OMG WE'RE FUCKED! -- duxup ?

[ Parent ]
"until you don't gag from the stench" by sugar spun (4.00 / 1) #12 Sun Mar 07, 2010 at 09:18:19 AM EST
I don't want to eat anything where getting rid of the natural stench is a factor to take into account pre-cooking.

I do not believe this to be in any way unusual or even something to be ashamed of. Stench is Nature's way of saying, You probably want to eat something else.

But I like that you like the books.

[ Parent ]
Stench by ni (2.00 / 0) #13 Sun Mar 07, 2010 at 11:45:14 AM EST
I disagree.

Stench in food is a sign that the item is going to be unspeakably delicious (ie, cheese, kimchi, countless others) or utterly terrible (anything in an advanced state of microbial decay, etc).

An interesting exception to this general scheme, which I note for the sake of accuracy, is durian fruit. In durian, the extremely pronounced stench signals neither of the above, but instead tells you that the food is going to be OK but not really worth the odour you must tolerate to eat it.

One is tempted to explain your mistake by discussing the role of blandness in the cuisine of the UK, but since we're all friends here...


"These days it seems like sometimes dreams of Italian hyper-gonadism are all a man's got to keep him going." -- CRwM

[ Parent ]
Friends by sugar spun (2.00 / 0) #14 Sun Mar 07, 2010 at 12:20:48 PM EST
don't let friends eat durian.

In any case, the things that are on your list are things where the stench is apparently integral to the enjoyment of the item rather than having to be soaked out, like the smell of pee from kidneys.

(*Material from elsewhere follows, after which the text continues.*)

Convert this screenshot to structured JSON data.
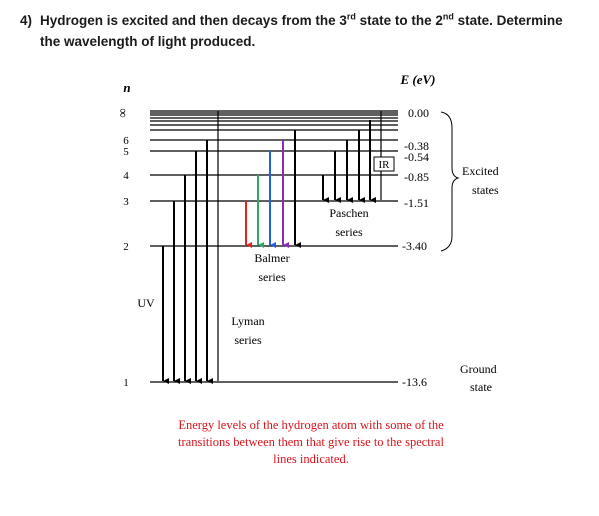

I won't eat things that smell like they've been eaten already.



[ Parent ]
You all hale & hearty again? by Breaker (2.00 / 0) #9 Sun Mar 07, 2010 at 04:57:39 AM EST
Hope so.

You might also like Huge Frotterling-Whippingstall's book, imaginitively entitled "Meat".

I don't think H F-W has much to teach you culinary wise, but for a celeb chef he has a very robust approach to cooking.  Kind of like Nigel Slater he's not a "then saute the chitterlings at precisely midnight, in the dew from a unicorn's vulva" chef, much more direct. 

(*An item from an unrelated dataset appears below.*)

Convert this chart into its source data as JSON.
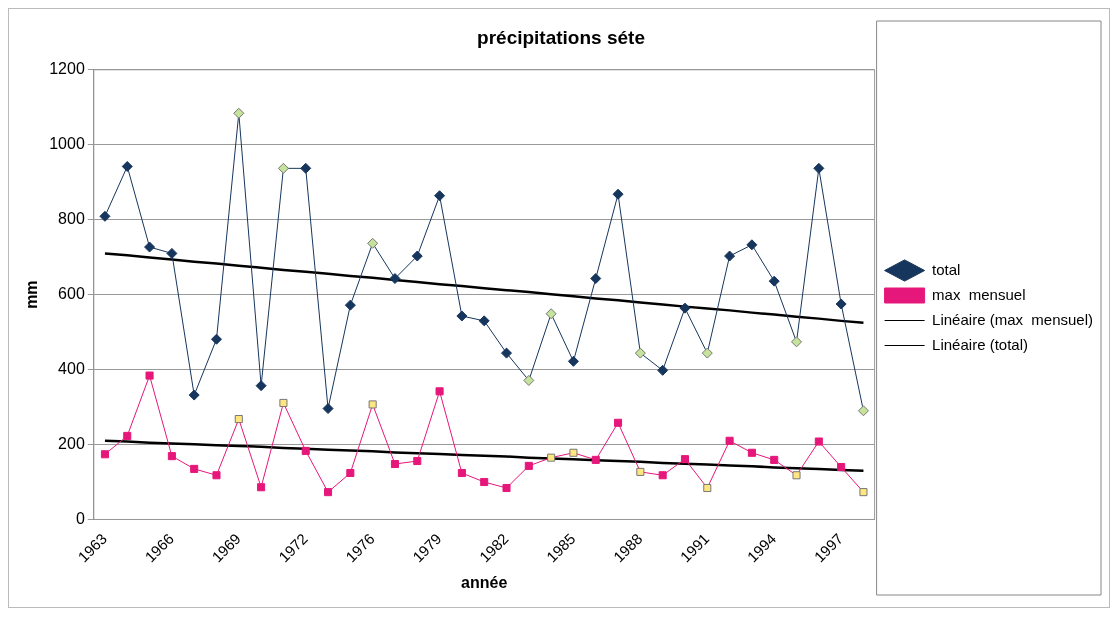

He also makes a strong argument along the lines of "keep your animals happy until you kill them.  Then eat every bit you can, and boil the bones for stock".


I thought about that one. by BadDoggie (4.00 / 1) #10 Sun Mar 07, 2010 at 05:55:21 AM EST
Luckily I got a chance to thumb through his book before actually buying it. If it had been more about meat and less a giant honking pile of recipes with meat I woulda plonked down the many, many squids that book goes for. There were only a few dozen interesting pages.

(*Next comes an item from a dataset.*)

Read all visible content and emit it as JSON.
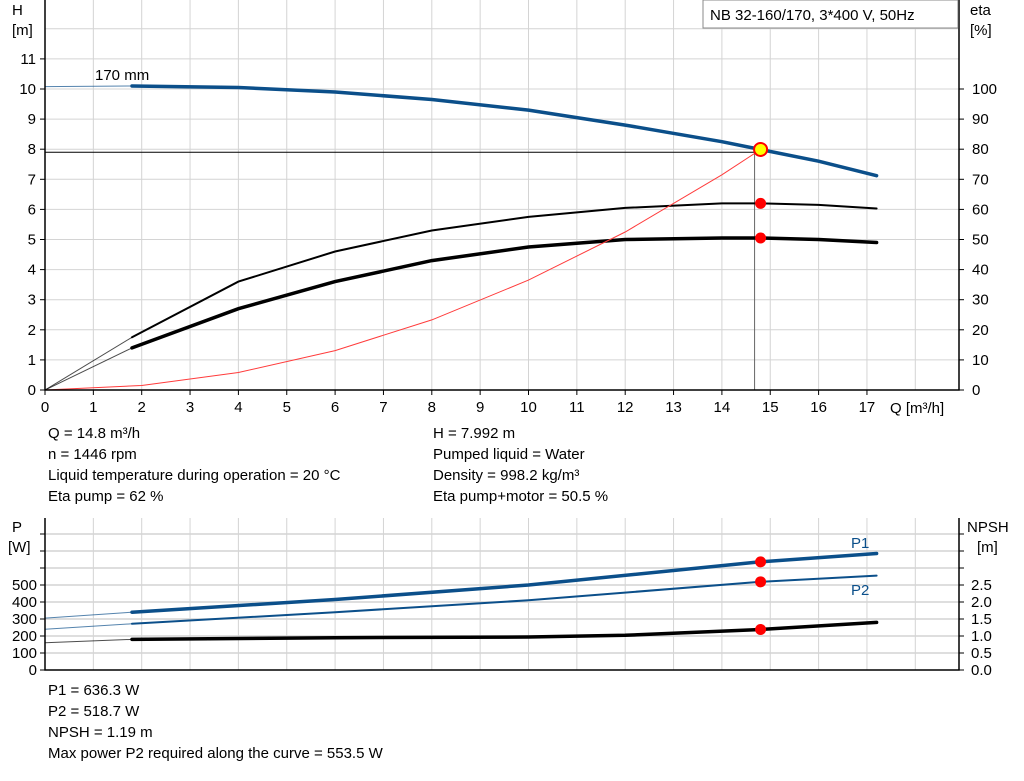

I really don't need another book of recipes, not even the one from the Fat Duck since I wouldn't be allowed to buy all the kitchen toys necessary to cook even a damned pot of broth. If I were to cook every recipe I have just once, two dishes a day, I'd need the longevity of the House of Windsor and the Catholic Church combined.

woof.

OMG WE'RE FUCKED! -- duxup ?

[ Parent ]
So, love of my life, by sugar spun (4.00 / 2) #11 Sun Mar 07, 2010 at 06:02:30 AM EST
what are we having for dinner?

You don't know, do you?

Do we still have those Lidl steak pies in the freezer?

[ Parent ]
Heh. by Breaker (2.00 / 0) #16 Sun Mar 07, 2010 at 05:07:05 PM EST
Destruction in 3 sentences !


[ Parent ]
Yeah by Breaker (2.00 / 0) #15 Sun Mar 07, 2010 at 05:06:10 PM EST
Worth reading, probably not worth buying if you already have an idea of how to make stock and generally cook meat.